Marcelo Bernabéu de Yeste (10 July 1893 – 13 June 1973) was a Spanish association footballer who played as a defender for Madrid FC. He was the elder brother of Santiago Bernabéu, who later became one of the club's most important players and served as its president for 35 years.

==Early life==

Marcelo Bernabéu de Yeste was born on 10 July 1893 in Almansa, in the province of Albacete, Spain. He was one of the sons of the Bernabéu family and the elder brother of Santiago Bernabéu. Both brothers developed an interest in football while studying at the Real Colegio Alfonso XII in San Lorenzo de El Escorial.

==Football career==

Bernabéu played as a defender for Madrid FC, the club that later became Real Madrid. The official history of Real Madrid lists him as a first-team player between 1910 and 1915 and credits him with 17 appearances and one Campeonato Regional title.
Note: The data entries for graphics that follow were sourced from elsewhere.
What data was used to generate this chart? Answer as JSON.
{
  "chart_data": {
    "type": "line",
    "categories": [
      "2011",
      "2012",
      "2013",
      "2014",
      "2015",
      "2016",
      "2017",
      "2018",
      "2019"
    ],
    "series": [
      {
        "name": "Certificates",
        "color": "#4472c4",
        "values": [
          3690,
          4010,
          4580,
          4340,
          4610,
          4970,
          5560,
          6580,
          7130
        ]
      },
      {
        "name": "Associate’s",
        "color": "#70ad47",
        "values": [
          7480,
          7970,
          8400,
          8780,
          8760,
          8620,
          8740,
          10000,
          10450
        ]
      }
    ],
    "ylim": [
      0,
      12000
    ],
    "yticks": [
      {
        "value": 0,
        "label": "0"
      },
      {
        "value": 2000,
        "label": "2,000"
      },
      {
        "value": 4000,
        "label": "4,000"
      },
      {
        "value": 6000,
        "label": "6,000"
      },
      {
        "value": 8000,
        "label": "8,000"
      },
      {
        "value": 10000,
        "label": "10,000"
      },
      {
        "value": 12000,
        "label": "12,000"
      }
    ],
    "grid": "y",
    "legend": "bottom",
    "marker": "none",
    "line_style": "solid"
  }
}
He was part of the Madrid FC squad during the early 1910s, when the club competed in the Campeonato Regional Centro and the Copa del Rey. Historical match records identify Bernabéu in the Madrid FC team that played FC Barcelona in 1913. He also played in Madrid's 1913 Copa del Rey semi-final against Athletic Bilbao, which Madrid FC lost 3–0.
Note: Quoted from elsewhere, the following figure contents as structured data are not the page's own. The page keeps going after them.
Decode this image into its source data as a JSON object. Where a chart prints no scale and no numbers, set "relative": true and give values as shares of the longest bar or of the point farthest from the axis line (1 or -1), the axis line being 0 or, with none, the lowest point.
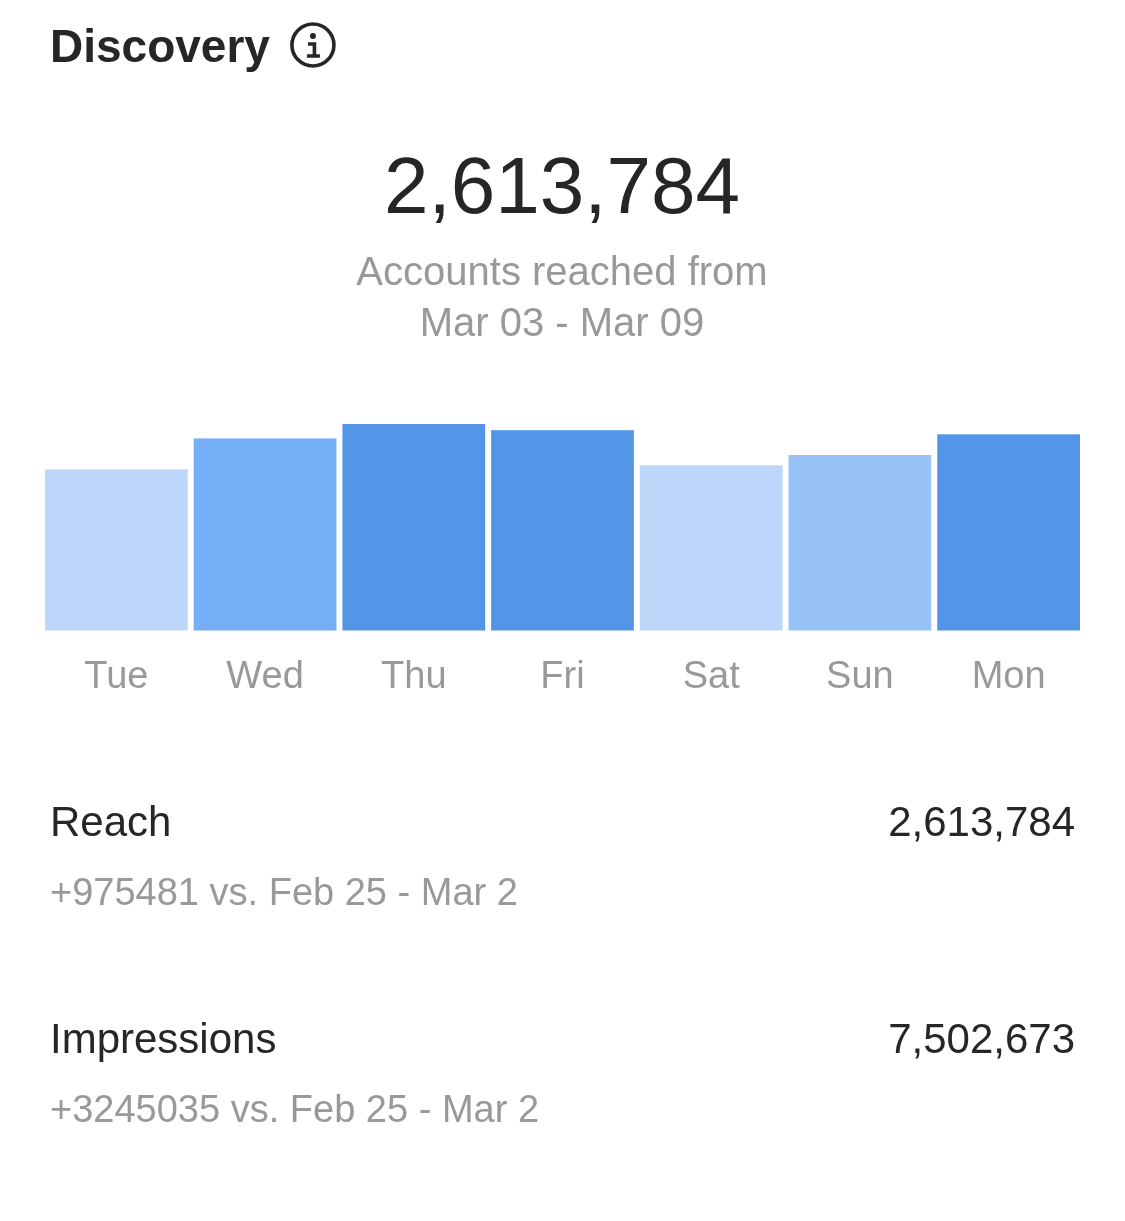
{
  "chart_data": {
    "type": "bar",
    "title": "Discovery",
    "subtitle": "Accounts reached from Mar 03 - Mar 09",
    "categories": [
      "Tue",
      "Wed",
      "Thu",
      "Fri",
      "Sat",
      "Sun",
      "Mon"
    ],
    "values": [
      0.78,
      0.93,
      1,
      0.97,
      0.8,
      0.85,
      0.95
    ],
    "colors": [
      "#bcd7f9",
      "#74aef6",
      "#5395e6",
      "#5395e6",
      "#bcd7f9",
      "#98c3f7",
      "#5395e6"
    ],
    "relative": true,
    "annotations": [
      "2,613,784",
      "Reach",
      "2,613,784",
      "+975481 vs. Feb 25 - Mar 2",
      "Impressions",
      "7,502,673",
      "+3245035 vs. Feb 25 - Mar 2"
    ]
  }
}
The 1913 semi-final was notable for Bernabéu's performance in defence. Contemporary historical accounts of Madrid FC's early history describe him as one of the team's defenders in the match against Athletic Bilbao.

Bernabéu was also listed in the Madrid FC squad for the 1912–13 season alongside his younger brother Santiago Bernabéu.

==Later life and death==

Bernabéu died on 13 June 1973, aged 79.

==Honours==

Madrid:
- Campeonato Regional de Madrid:
  - 1912–13

==Personal life==

Bernabéu was the elder brother of Santiago Bernabéu, who became a prominent Madrid FC player before serving as president of Real Madrid from 1943 until his death in 1978. The two brothers played together for Madrid FC during the early 1910s.